Соня фыркнула и ушла, демонстративно закрыв за собою двери.
— Странно, — мягко сказал Андрей, обращаясь к Наташе, — мне кажется, что мы уже женаты, женаты давно и бесконечно счастливы.
— Я чувствую то же самое, — кивнула она. — Но, знаешь, это меня совсем не пугает.
— А почему счастье должно пугать? — удивился ее настроению Андрей.
— Не знаю, — тихо ответила Наташа, — и не пойму, что чувствую. Как будто ты собираешься покинуть меня…
— Но я действительно намерен уехать… Нет-нет! Не волнуйся! Я решил отправиться ко двору, чтобы лично просить императора о снисхождении для Лизы. Жаль, что отец еще не совсем здоров, пока он не готов перенести столь утомительную поездку. Да и я не хотел бы оставлять маменьку только на твое попечение, а Соня еще маленькая, она не в счет.
— А как же Лиза?
— Она поедет со мной. Быть может, ей удастся развеяться, и эта поездка принесет ей счастье.
— Как скоро ты вернешься?
— Так скоро, как ты этого захочешь.
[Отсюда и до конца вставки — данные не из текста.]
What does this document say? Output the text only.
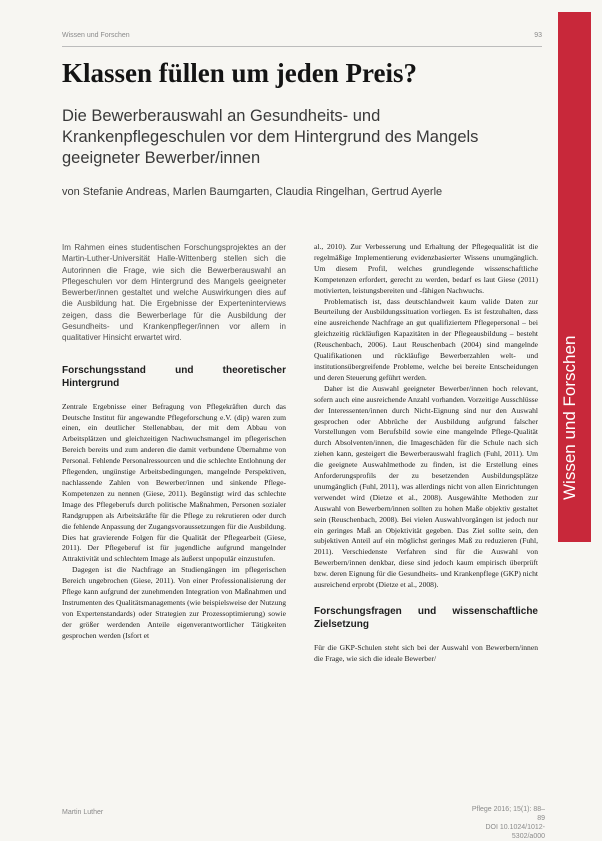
Wissen und Forschen	93
Klassen füllen um jeden Preis?

Die Bewerberauswahl an Gesundheits- und Krankenpflegeschulen vor dem Hintergrund des Mangels geeigneter Bewerber/innen

von Stefanie Andreas, Marlen Baumgarten, Claudia Ringelhan, Gertrud Ayerle

Im Rahmen eines studentischen Forschungsprojektes an der Martin-Luther-Universität Halle-Wittenberg stellen sich die Autorinnen die Frage, wie sich die Bewerberauswahl an Pflegeschulen vor dem Hintergrund des Mangels geeigneter Bewerber/innen gestaltet und welche Auswirkungen dies auf die Ausbildung hat. Die Ergebnisse der Experteninterviews zeigen, dass die Bewerberlage für die Ausbildung der Gesundheits- und Krankenpfleger/innen vor allem in qualitativer Hinsicht erwartet wird.

Forschungsstand und theoretischer Hintergrund

Zentrale Ergebnisse einer Befragung von Pflegekräften durch das Deutsche Institut für angewandte Pflegeforschung e.V. (dip) waren zum einen, ein deutlicher Stellenabbau, der mit dem Abbau von Arbeitsplätzen und gleichzeitigen Nachwuchsmangel im pflegerischen Bereich bereits und zum anderen die damit verbundene Übernahme von Personal. Fehlende Personalressourcen und die schlechte Entlohnung der Pflegenden, ungünstige Arbeitsbedingungen, mangelnde Perspektiven, nachlassende Zahlen von Bewerber/innen und sinkende Pflege-Kompetenzen zu nennen (Giese, 2011). Begünstigt wird das schlechte Image des Pflegeberufs durch politische Maßnahmen, Personen sozialer Randgruppen als Arbeitskräfte für die Pflege zu rekrutieren oder durch die fehlende Anpassung der Zugangsvoraussetzungen für die Ausbildung. Dies hat gravierende Folgen für die Qualität der Pflegearbeit (Giese, 2011). Der Pflegeberuf ist für jugendliche aufgrund mangelnder Attraktivität und schlechtem Image als äußerst unpopulär einzustufen.

Dagegen ist die Nachfrage an Studiengängen im pflegerischen Bereich ungebrochen (Giese, 2011). Von einer Professionalisierung der Pflege kann aufgrund der zunehmenden Integration von Maßnahmen und Instrumenten des Qualitätsmanagements (wie beispielsweise der Nutzung von Expertenstandards) oder Strategien zur Prozessoptimierung) sowie der größer werdenden Anteile eigenverantwortlicher Tätigkeiten gesprochen werden (Isfort et

al., 2010). Zur Verbesserung und Erhaltung der Pflegequalität ist die regelmäßige Implementierung evidenzbasierter Wissens unumgänglich. Um diesem Profil, welches grundlegende wissenschaftliche Kompetenzen erfordert, gerecht zu werden, bedarf es laut Giese (2011) motivierten, leistungsbereiten und -fähigen Nachwuchs.

Problematisch ist, dass deutschlandweit kaum valide Daten zur Beurteilung der Ausbildungssituation vorliegen. Es ist festzuhalten, dass eine ausreichende Nachfrage an gut qualifiziertem Pflegepersonal – bei gleichzeitig rückläufigen Kapazitäten in der Pflegeausbildung – besteht (Reuschenbach, 2006). Laut Reuschenbach (2004) sind mangelnde Qualifikationen und rückläufige Bewerberzahlen welt- und institutionsübergreifende Probleme, welche bei bereite Entscheidungen und deren Steuerung geführt werden.

Daher ist die Auswahl geeigneter Bewerber/innen hoch relevant, sofern auch eine ausreichende Anzahl vorhanden. Vorzeitige Ausschlüsse der Interessenten/innen durch Nicht-Eignung sind nur den Auswahl gesprochen oder Abbrüche der Ausbildung aufgrund falscher Vorstellungen vom Berufsbild sowie eine mangelnde Pflege-Qualität durch Absolventen/innen, die Imageschäden für die Schule nach sich ziehen kann, gesteigert die Bewerberauswahl fraglich (Fuhl, 2011). Um die geeignete Auswahlmethode zu finden, ist die Erstellung eines Anforderungsprofils der zu besetzenden Ausbildungsplätze unumgänglich (Fuhl, 2011), was allerdings nicht von allen Einrichtungen verwendet wird (Dietze et al., 2008). Ausgewählte Methoden zur Auswahl von Bewerbern/innen sollten zu hohen Maße objektiv gestaltet sein (Reuschenbach, 2008). Bei vielen Auswahlvorgängen ist jedoch nur ein geringes Maß an Objektivität gegeben. Das Ziel sollte sein, den subjektiven Anteil auf ein möglichst geringes Maß zu reduzieren (Fuhl, 2011). Verschiedenste Verfahren sind für die Auswahl von Bewerbern/innen denkbar, diese sind jedoch kaum empirisch überprüft bzw. deren Eignung für die Gesundheits- und Krankenpflege (GKP) nicht ausreichend erprobt (Dietze et al., 2008).

Forschungsfragen und wissenschaftliche Zielsetzung

Für die GKP-Schulen steht sich bei der Auswahl von Bewerbern/innen die Frage, wie sich die ideale Bewerber/

Martin Luther	Pflege 2016; 15(1): 88–89
DOI 10.1024/1012-5302/a000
Тебе надо только посильнее позвать меня, и я тотчас прилечу на твой зов.
— Нет, не спеши, — Наташа обняла его, — помоги Лизе. Ты прав, нам трудно будет чувствовать себя счастливыми, когда твоя сестра лишена простых человеческих радостей.
— Ты у меня такая добрая…
* * *
— «Милая Анна! Я живу в доме, в котором все еще звучит ваш голос, и, каждый раз отворяя двери в библиотеку, я надеюсь увидеть вас у окна с излюбленным букетом полевых цветов!» А вы настоящий поэт, барон! Сколько лирики, сколько чувства! А еще говорите, что равнодушны к ней! — насмешливо сказала Ольга, размахивая перед лицом Корфа письмом, которое он не успел дописать в то утро.
— Вас не учили, что рыться в чужих бумагах и читать чужие письма нехорошо?! — закричал Владимир, бросаясь к пей, чтобы выхватить из рук Ольги заветный листочек.
— Оно само упало мне под ноги, и я не смогла перебороть любопытство, — , хищно улыбнулась Ольга, отбегая в другой угол библиотеки. — Впрочем, я нисколько не стесняюсь своего дурного поступка. Вы обманывали меня! Ваша любовь к Анне не исчезла!
— Мои чувства вас не касаются! — Владимир, наконец, настиг Калиновскую и отнял письмо.
— Так же, как и вас — мои! — воскликнула она, растирая запястье, онемевшее после железной хватки Корфа. — Я собираюсь увидеться с Александром и уезжаю в Петербург! Завтра же!
— А если эта встреча разочарует вас? Опять попытаетесь сделать то, что сегодня не получилось? — криво усмехнулся Корф.
— Не беспокойтесь! — Ольга высокомерно взглянула на него. — Я выберу для этого другое место — не ваш дом и не вашу землю.
— Отчего же — милости просим! — шутовски поклонился ей Владимир. — Буду рад вам помочь и устрою роскошные похороны!
— Буду счастлива доставить вам побольше хлопот!
— Довольно! — вдруг рассердился Корф. — Хорошо, вы отправитесь в Петербург, и я поеду с вами.
— Боитесь, что без разносолов вашей кухарки Анна умрет там с голоду?
— О чем вы?
— Не стоит лгать мне, барон! — голос Ольги даже зазвенел от возмущения. — Вы — такой же, как и я! Вас гонит в Петербург та лее причина, что не дает спокойно спать и мне.
— Не понимаю, о чем вы… — смутился Корф.
— О том, что ни вы, ни я не думаем ни о ком, кроме себя, и никакие другие чувства, кроме собственных, нас не волнуют.
— Вы сошли с ума!
— Нет-нет, вам правится мучаться, — азартно доказывала ему Ольга. — Вы — воин, вам скучно без борьбы. А сейчас линия фронта переместилась в Петербург. Вот вас и тянет на передовую!
— Однако последствия этой войны для каждого из нас могут быть разными.
— Не поверю, что вы готовы к поражению.
— Поражение ожидает вас! — тон Корфа стал почти судейским.
— Нет-нет, я не сомневаюсь в чувствах Александра. А вот вы… — самодовольно улыбнулась Ольга. — Вы можете только надеяться на взаимность Анны.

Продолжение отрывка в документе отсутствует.